Librement inspiré du roman auto fictionnel de Mathyas Lefebure, D’où viens-tu berger?, paru en 2006, Bergers commence par un rêve : celui de Mathyas (Félix-Antoine Duval) un jeune publicitaire montréalais. Sa voix off précise qu’il ne va pas rentrer chez lui. Il est à la fenêtre d’un hôtel à Arles, avec vue sur les Arènes. « J’ai peur que mon cœur s’arrête ! » Sa décision est prise : il va devenir berger. Il démissionne avec un message vocal. Il se documente, achète des livres sur la transhumance, un couteau, un chapeau, une vieille besace en cuir et, cherchant à se faire embaucher comme apprenti, va à la rencontre des éleveurs et bergers qui au, bistrot du coin boivent leur « jaune ».
Longue marche
Tous se moquent gentiment de ce « berger » qui n’a pas encore gardé ! Mais l’un d’entre eux qui manque de main-d’œuvre le prend à l’essai. Un essai non concluant et Mathyas se retrouve alors chez Tellier (Bruno Raffaelli), un éleveur endetté, violent et colérique. Il commence à garder avec Ahmed (Michel Benizri), un berger marocain, qui n’aime pas les moutons : « Les moutons, il faut les mater » et a peu de considération pour les femmes.
Mathyas a entamé une correspondance avec une jeune fonctionnaire, Elise (Solène Rigot) rencontrée lors d’une démarche administrative. Lorsqu’ Elise, séduite par ce qu’il lui raconte, à son tour démissionne et le rejoint, c’est l’expérience de la transhumance et de l’estive qu’ils vont partager : la longue et dure marche vers l’herbe verte des montagnes et la liberté.

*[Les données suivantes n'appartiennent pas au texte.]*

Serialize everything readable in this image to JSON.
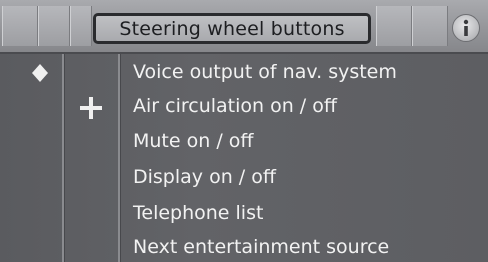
{
  "header": {
    "title": "Steering wheel buttons",
    "info_glyph": "i"
  },
  "list": {
    "items": [
      {
        "label": "Voice output of nav. system",
        "marker": "diamond-icon"
      },
      {
        "label": "Air circulation on / off",
        "marker": "plus-icon"
      },
      {
        "label": "Mute on / off",
        "marker": ""
      },
      {
        "label": "Display on / off",
        "marker": ""
      },
      {
        "label": "Telephone list",
        "marker": ""
      },
      {
        "label": "Next entertainment source",
        "marker": ""
      }
    ]
  },
  "colors": {
    "background": "#5f6064",
    "header": "#9d9ea2",
    "text": "#f2f2f2",
    "title_border": "#2a2b2e"
  }
}
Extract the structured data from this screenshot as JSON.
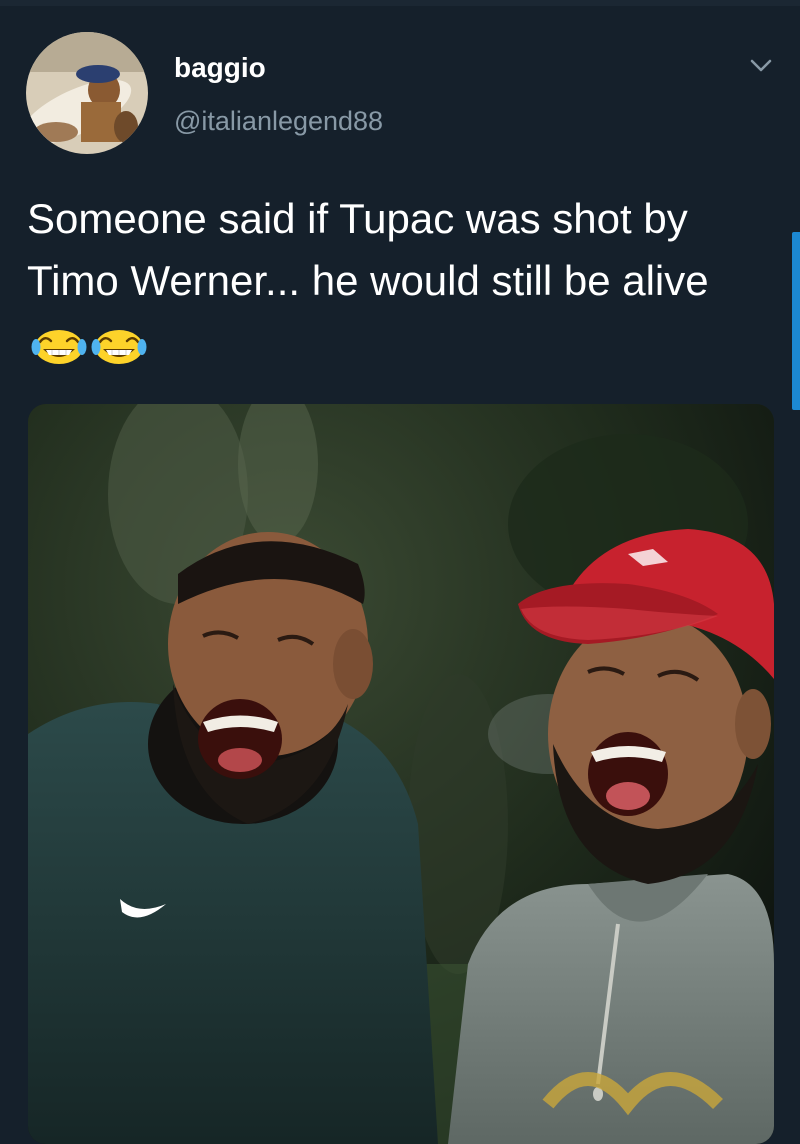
{
  "tweet": {
    "author": {
      "display_name": "baggio",
      "handle": "@italianlegend88"
    },
    "text": "Someone said if Tupac was shot by Timo Werner... he would still be alive",
    "emojis": [
      "tears-of-joy-emoji",
      "tears-of-joy-emoji"
    ],
    "menu_icon": "chevron-down-icon",
    "media": {
      "alt": "photo of two bearded men laughing"
    }
  },
  "colors": {
    "background": "#15202b",
    "secondary_text": "#8899a6",
    "accent": "#1d9bf0",
    "cap_red": "#c7222e",
    "nike_logo": "#ffffff"
  }
}
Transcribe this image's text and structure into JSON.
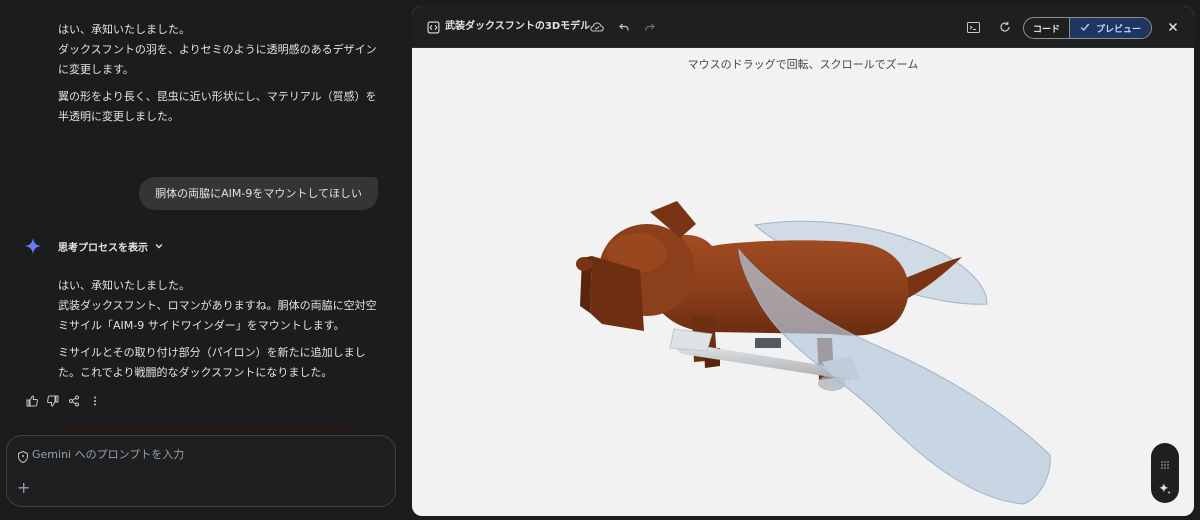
{
  "chat": {
    "first_response": {
      "paragraphs": [
        "はい、承知いたしました。\nダックスフントの羽を、よりセミのように透明感のあるデザインに変更します。",
        "翼の形をより長く、昆虫に近い形状にし、マテリアル（質感）を半透明に変更しました。"
      ]
    },
    "user_message": "胴体の両脇にAIM-9をマウントしてほしい",
    "thinking_label": "思考プロセスを表示",
    "second_response": {
      "paragraphs": [
        "はい、承知いたしました。\n武装ダックスフント、ロマンがありますね。胴体の両脇に空対空ミサイル「AIM-9 サイドワインダー」をマウントします。",
        "ミサイルとその取り付け部分（パイロン）を新たに追加しました。これでより戦闘的なダックスフントになりました。"
      ]
    },
    "action_icons": [
      "thumbs-up-icon",
      "thumbs-down-icon",
      "share-icon",
      "more-vert-icon"
    ],
    "prompt": {
      "placeholder": "Gemini へのプロンプトを入力",
      "value": ""
    }
  },
  "canvas": {
    "title": "武装ダックスフントの3Dモデル",
    "toggle": {
      "code_label": "コード",
      "preview_label": "プレビュー",
      "active": "preview"
    },
    "hint": "マウスのドラッグで回転、スクロールでズーム",
    "colors": {
      "body": "#8b3f1b",
      "body_shade": "#6e2e12",
      "wing": "#b7c9dc",
      "missile": "#cfd3d6",
      "header_bg": "#1e1f20",
      "viewport_bg": "#f2f2f2",
      "accent": "#1f3760"
    }
  }
}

Sophie Deraspe, à travers son Candide romantique, montre le métier de berger dans toute sa rudesse, les cabanes plus que sommaires, le travail harassant, les difficultés économiques. La caméra de Vincent Gonneville filme superbement les corps et les visages fatigués, les gestes du travail, bêtes qu’on marque, qu’on soigne, les troupeaux qui traversent les villages. La beauté des paysages baignés de lumière, la violence des orages, la montagne au lever du jour.
ANNIE GAVA
Bergers a remporté le Prix du meilleur film canadien au Toronto International Film Festival.